Logano may drive like a man, but he is pure teenager outside of a car. With his long features and adenoidal mien -- call him NASCAR's version of McLovin' -- he looks like a baby compared to somebody like Tony Stewart, who he'll be replacing in the 20 car next year. He's also not especially introspective yet, but give him time. Depth will come with manhood. For now, his callowness probably serves him well. He might be the most hyped rookie to come along in the history of NASCAR, but that fact doesn't affect his outlook. As he told me last Friday, "I don't think it's that big of a deal."

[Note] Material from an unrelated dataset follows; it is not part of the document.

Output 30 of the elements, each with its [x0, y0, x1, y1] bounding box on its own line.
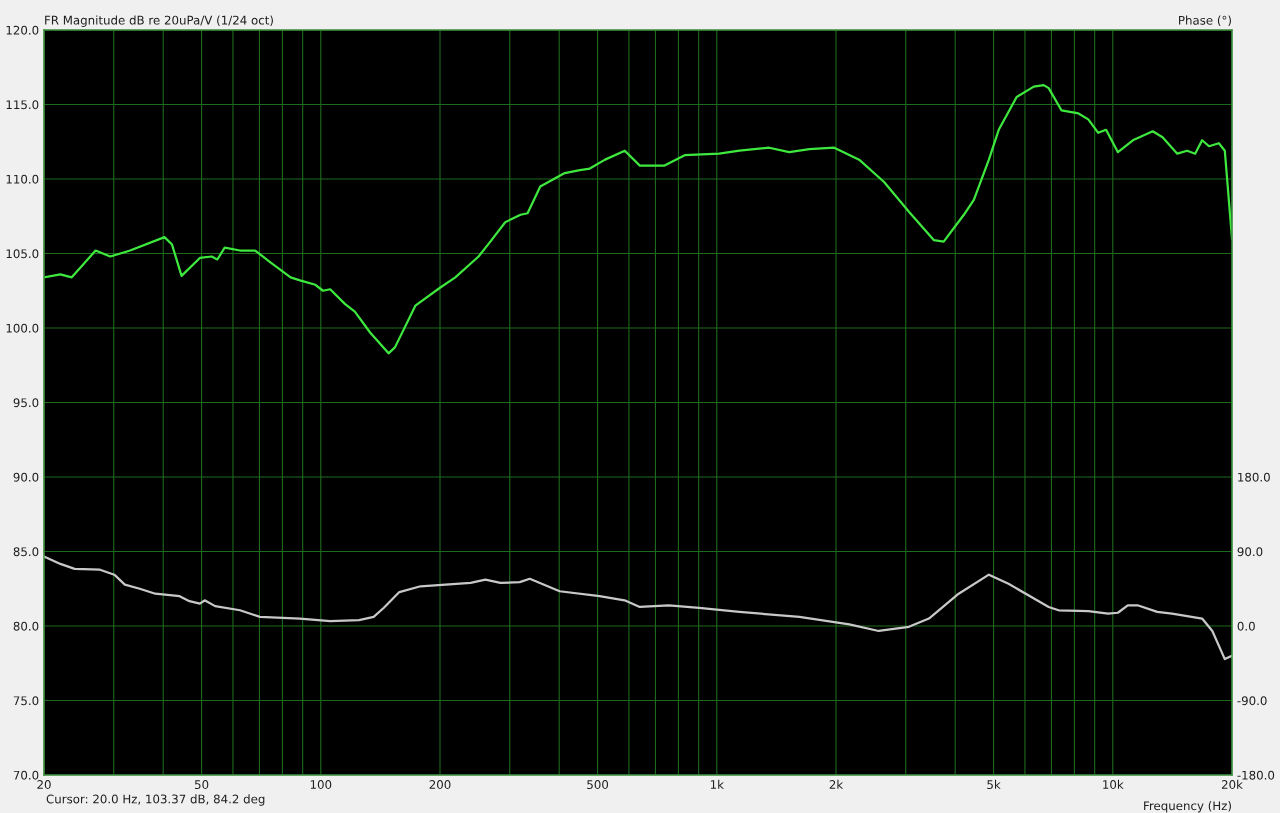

Maybe not to him. But I wouldn't be surprised to see Logano win a race or two in 2009. If he does, perhaps then he'll see what all the fuss was about.
How To Drive
Dover International Speedway
Kyle Busch, who finished 34th at New Hampshire last Sunday, talks about how he plans to rebound this week at the Monster Mile: "We've got to put last week behind us and look ahead to this week. Last week is over and there's nothing we can do about it. [Crew chief Steve] Addington and all the guys have given me great stuff this year, so one problem isn't going to deter me. I believe in these guys. Whenever we've had a bad race, we've been able to put it behind us the next week. We didn't have good races either time at New Hampshire, but the week after the first race there we came back and won at Daytona. We weren't good at Pocono either race, but won at Watkins Glen the week after the second Pocono race. This team has had a knack for forgetting about bad weeks quickly and hopefully we can do that this week, too."

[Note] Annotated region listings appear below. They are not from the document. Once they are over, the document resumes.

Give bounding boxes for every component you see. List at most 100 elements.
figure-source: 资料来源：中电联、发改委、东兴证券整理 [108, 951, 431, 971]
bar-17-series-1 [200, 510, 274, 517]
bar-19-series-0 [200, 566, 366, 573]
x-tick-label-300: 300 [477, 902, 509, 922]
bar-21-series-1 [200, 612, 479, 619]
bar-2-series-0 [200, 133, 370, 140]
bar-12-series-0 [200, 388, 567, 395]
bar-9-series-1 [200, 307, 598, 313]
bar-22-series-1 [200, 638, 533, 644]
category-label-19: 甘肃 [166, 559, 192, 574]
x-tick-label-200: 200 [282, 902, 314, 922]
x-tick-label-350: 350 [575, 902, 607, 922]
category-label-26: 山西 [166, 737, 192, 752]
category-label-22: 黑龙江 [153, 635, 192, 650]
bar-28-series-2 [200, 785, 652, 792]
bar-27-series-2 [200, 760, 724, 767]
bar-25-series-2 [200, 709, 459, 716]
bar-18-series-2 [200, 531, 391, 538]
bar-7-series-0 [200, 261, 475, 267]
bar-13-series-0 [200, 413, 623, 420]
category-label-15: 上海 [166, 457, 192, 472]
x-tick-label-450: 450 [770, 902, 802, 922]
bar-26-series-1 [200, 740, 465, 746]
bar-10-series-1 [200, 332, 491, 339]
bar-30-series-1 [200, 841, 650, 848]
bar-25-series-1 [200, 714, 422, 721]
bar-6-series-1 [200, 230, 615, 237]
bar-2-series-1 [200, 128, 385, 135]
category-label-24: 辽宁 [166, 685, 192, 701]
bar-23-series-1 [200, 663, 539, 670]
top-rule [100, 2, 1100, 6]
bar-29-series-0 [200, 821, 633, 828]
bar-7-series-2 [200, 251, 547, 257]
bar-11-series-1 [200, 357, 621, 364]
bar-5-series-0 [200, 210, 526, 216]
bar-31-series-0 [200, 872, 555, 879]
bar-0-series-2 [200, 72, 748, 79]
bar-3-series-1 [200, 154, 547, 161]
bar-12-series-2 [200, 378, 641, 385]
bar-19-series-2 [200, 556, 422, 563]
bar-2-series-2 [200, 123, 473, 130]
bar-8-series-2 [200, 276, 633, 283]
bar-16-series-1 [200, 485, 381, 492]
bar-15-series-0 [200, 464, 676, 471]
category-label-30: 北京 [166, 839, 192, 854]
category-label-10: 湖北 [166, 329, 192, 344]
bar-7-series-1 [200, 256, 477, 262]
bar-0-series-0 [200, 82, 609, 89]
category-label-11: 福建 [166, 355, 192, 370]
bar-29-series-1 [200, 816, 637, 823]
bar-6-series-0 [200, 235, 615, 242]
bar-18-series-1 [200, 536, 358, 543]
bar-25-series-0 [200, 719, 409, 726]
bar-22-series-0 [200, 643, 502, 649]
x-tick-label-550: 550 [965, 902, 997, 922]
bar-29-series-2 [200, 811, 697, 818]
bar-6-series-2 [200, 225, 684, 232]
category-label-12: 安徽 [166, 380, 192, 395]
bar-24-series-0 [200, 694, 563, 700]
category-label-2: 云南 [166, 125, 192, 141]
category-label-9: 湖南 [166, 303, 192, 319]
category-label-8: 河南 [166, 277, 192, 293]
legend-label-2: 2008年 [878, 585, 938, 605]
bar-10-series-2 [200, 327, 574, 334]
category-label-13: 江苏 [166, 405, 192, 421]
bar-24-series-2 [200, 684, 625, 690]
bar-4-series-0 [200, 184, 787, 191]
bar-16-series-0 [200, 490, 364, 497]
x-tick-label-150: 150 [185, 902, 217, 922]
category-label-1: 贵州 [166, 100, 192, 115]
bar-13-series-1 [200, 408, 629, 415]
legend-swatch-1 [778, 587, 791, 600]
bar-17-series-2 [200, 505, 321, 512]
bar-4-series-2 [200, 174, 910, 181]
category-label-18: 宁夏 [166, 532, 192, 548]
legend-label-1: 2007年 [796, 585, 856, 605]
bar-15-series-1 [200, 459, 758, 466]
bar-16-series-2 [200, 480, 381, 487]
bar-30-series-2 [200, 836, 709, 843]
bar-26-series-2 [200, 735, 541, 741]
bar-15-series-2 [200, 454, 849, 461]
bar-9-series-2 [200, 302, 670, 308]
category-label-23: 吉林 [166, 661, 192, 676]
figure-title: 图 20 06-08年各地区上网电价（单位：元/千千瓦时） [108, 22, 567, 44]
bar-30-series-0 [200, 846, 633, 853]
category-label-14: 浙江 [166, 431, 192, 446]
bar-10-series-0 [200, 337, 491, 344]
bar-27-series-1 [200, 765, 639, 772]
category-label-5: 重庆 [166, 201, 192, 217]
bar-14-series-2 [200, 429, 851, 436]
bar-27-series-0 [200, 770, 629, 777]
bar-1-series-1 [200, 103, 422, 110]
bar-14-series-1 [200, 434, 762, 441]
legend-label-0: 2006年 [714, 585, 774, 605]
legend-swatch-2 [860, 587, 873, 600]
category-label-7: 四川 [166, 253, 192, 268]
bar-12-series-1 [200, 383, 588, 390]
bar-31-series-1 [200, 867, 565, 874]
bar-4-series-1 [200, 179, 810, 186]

1: Number of times that Greg Biffle has failed to finish in the top-10 at Dover in the last seven races
116.1: Biffle's driver rating at Dover, the best in the Cup series
8.3: Average finish at Dover for Carl Edwards, Biffle's teammate at Roush Fenway Racing
September 22, 2002: En route to a rookie-of-the-year title and a fifth-place finish in the final points standings, Jimmie Johnson leads a race-high 170 laps and wins the MBNA All-American Heroes 400 at Dover. It is his second victory at the track in '02, and his third overall.